How do we find a permanent solution? Learn from past technologies!
Take the iPhone for example - it didn't require that much consumer education, because we'd all been using mobile phones, internet browsers, iPods and cameras for years.
What's going to be Web3's version of this? Our bet is gaming.
It's a concept we’re already used to, has raised $7B over the past 18 months, and continues to pull big name talent from the Web2 space.
Full Story
AI = knee pads. Gaming = packing tables made out of doors.
Confused? Lettuce explain...
Have you heard the story of Jeff Bezos and the packing tables made out of doors?
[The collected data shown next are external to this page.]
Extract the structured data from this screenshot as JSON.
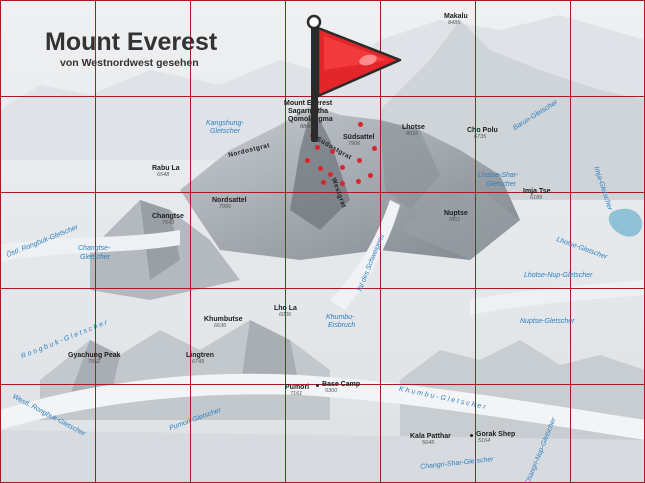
{
  "title": "Mount Everest",
  "subtitle": "von Westnordwest gesehen",
  "colors": {
    "grid": "#a51d24",
    "flag": "#e32629",
    "flag_highlight": "#ff8b8b",
    "pole": "#2b2b2b",
    "glacier_text": "#2e7fbf",
    "route_dots": "#d7262c"
  },
  "grid": {
    "columns": 7,
    "rows": 5
  },
  "flag_icon": "flag-icon",
  "peaks": {
    "makalu": {
      "name": "Makalu",
      "elev": "8485"
    },
    "everest": {
      "line1": "Mount Everest",
      "line2": "Sagarmatha",
      "line3": "Qomolangma",
      "elev": "8848"
    },
    "lhotse": {
      "name": "Lhotse",
      "elev": "8516"
    },
    "cho_polu": {
      "name": "Cho Polu",
      "elev": "6735"
    },
    "rabu_la": {
      "name": "Rabu La",
      "elev": "6548"
    },
    "nordsattel": {
      "name": "Nordsattel",
      "elev": "7066"
    },
    "changtse": {
      "name": "Changtse",
      "elev": "7543"
    },
    "nuptse": {
      "name": "Nuptse",
      "elev": "7861"
    },
    "imja_tse": {
      "name": "Imja Tse",
      "elev": "6189"
    },
    "lho_la": {
      "name": "Lho La",
      "elev": "6006"
    },
    "khumbutse": {
      "name": "Khumbutse",
      "elev": "6636"
    },
    "gyachung": {
      "name": "Gyachung Peak",
      "elev": "7952"
    },
    "lingtren": {
      "name": "Lingtren",
      "elev": "6749"
    },
    "pumori": {
      "name": "Pumori",
      "elev": "7161"
    },
    "base_camp": {
      "name": "Base Camp",
      "elev": "5300"
    },
    "kala_patthar": {
      "name": "Kala Patthar",
      "elev": "5645"
    },
    "gorak_shep": {
      "name": "Gorak Shep",
      "elev": "5164"
    },
    "suedsattel": {
      "name": "Südsattel",
      "elev": "7906"
    }
  },
  "ridges": {
    "nordostgrat": "Nordostgrat",
    "suedostgrat": "Südostgrat",
    "westgrat": "Westgrat"
  },
  "glaciers": {
    "kangshung": {
      "line1": "Kangshung-",
      "line2": "Gletscher"
    },
    "barun": "Barun-Gletscher",
    "lhotse_shar": {
      "line1": "Lhotse-Shar-",
      "line2": "Gletscher"
    },
    "imja": "Imja-Gletscher",
    "ostl_rongbuk": "Östl. Rongbuk-Gletscher",
    "changtse_gl": {
      "line1": "Changtse-",
      "line2": "Gletscher"
    },
    "lhotse_gl": "Lhotse-Gletscher",
    "tal_schweigens": "Tal des Schweigens",
    "lhotse_nup": "Lhotse-Nup-Gletscher",
    "nuptse_gl": "Nuptse-Gletscher",
    "khumbu_eisbruch": {
      "line1": "Khumbu-",
      "line2": "Eisbruch"
    },
    "rongbuk": "Rongbuk-Gletscher",
    "westl_rongbuk": "Westl. Rongbuk-Gletscher",
    "pumori_gl": "Pumori-Gletscher",
    "khumbu_gl": "Khumbu-Gletscher",
    "changri_shar": "Changri-Shar-Gletscher",
    "changri_nup": "Changri-Nup-Gletscher"
  }
}
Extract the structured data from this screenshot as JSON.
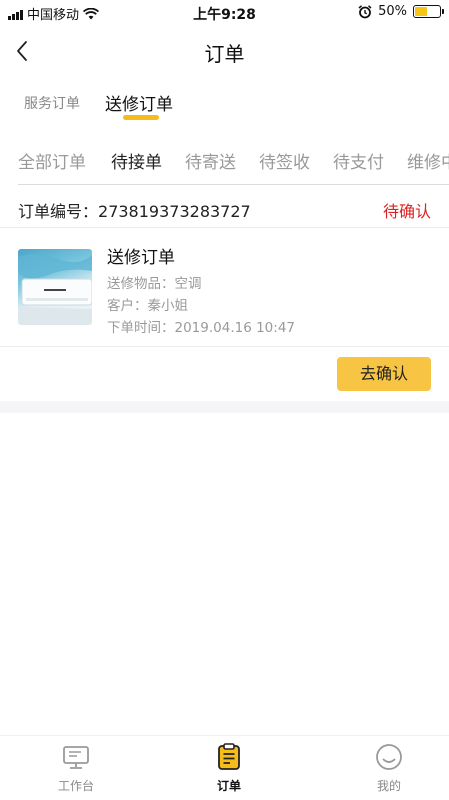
{
  "status_bar": {
    "carrier": "中国移动",
    "time": "上午9:28",
    "battery_percent": "50%",
    "battery_level": 0.5
  },
  "nav": {
    "title": "订单",
    "back_icon": "chevron-left-icon"
  },
  "type_tabs": [
    {
      "label": "服务订单",
      "active": false
    },
    {
      "label": "送修订单",
      "active": true
    }
  ],
  "status_tabs": [
    {
      "label": "全部订单",
      "active": false
    },
    {
      "label": "待接单",
      "active": true
    },
    {
      "label": "待寄送",
      "active": false
    },
    {
      "label": "待签收",
      "active": false
    },
    {
      "label": "待支付",
      "active": false
    },
    {
      "label": "维修中",
      "active": false
    }
  ],
  "order": {
    "number_label": "订单编号：",
    "number": "273819373283727",
    "status": "待确认",
    "title": "送修订单",
    "item_line": "送修物品：空调",
    "customer_line": "客户：秦小姐",
    "time_line": "下单时间：2019.04.16  10:47",
    "image_icon": "air-conditioner-image",
    "action_label": "去确认"
  },
  "tab_bar": [
    {
      "label": "工作台",
      "icon": "monitor-icon",
      "active": false
    },
    {
      "label": "订单",
      "icon": "clipboard-icon",
      "active": true
    },
    {
      "label": "我的",
      "icon": "smiley-icon",
      "active": false
    }
  ],
  "colors": {
    "accent": "#f5bc1a",
    "button": "#f8c444",
    "status_red": "#e02020"
  }
}
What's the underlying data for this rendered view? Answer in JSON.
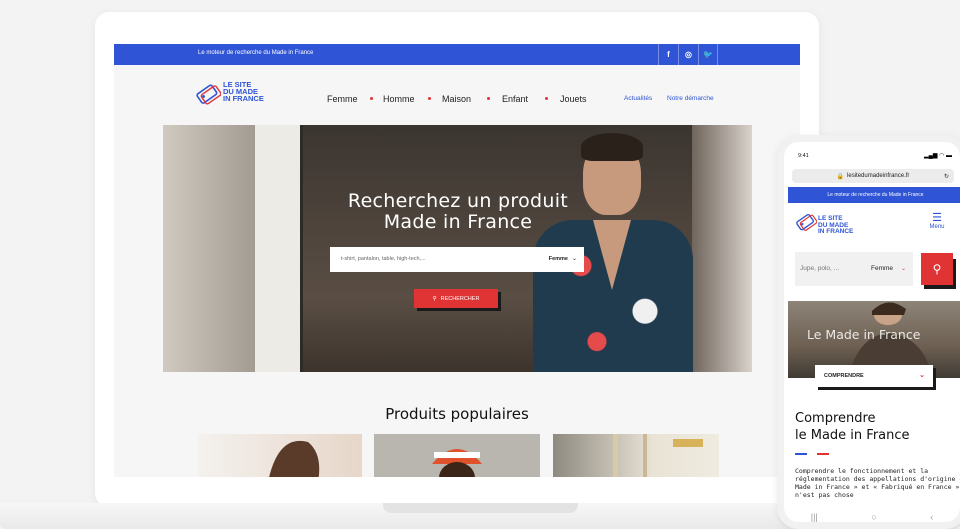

Back when Amazon first started, the team was packing/shipping books from the basement of Jeffrey's house - which meant kneeling on concrete all day.
As the days passed, their knees started to bruise, and it became clear a better solution was needed.
Jeff was about to go out and buy everyone knee pads, when a colleague suggested they put a couple of old doors on legs and use them as packing tables, instead.
AI assistants as Web3 education tools are the 'knee pad' solution of the blockchain space.
Crypto.com just announced one that they're calling 'Amy', Binance has its 'Sensei' assistant - hell, we even made one!
But here's the thing:
A good user experience = not having to read the instructions.
So these A.I. assistants are just temporary fixes to are larger usability problem.
How do we find a permanent solution? Learn from past technologies!
Take the iPhone for example - that was a BIG moment in tech history. But it didn't require that much consumer education. We'd all been using mobile phones, internet browsers, iPods and cameras for years.
So when the iPhone combined them all - it felt new, yet familiar.
What's going to be Web3's 'packing table made out of doors' solution?
Our bet is gaming, because:
It's a concept we're already used to.
It has raised $7B (as a category) over the past 18 months.
It continues to pull big name talent from the Web2 space (like EA co-founder Jeff Burton, or Epic Games' Mike Seavers).
So, yeah...
AI = knee pads. Gaming = packing tables made out of doors.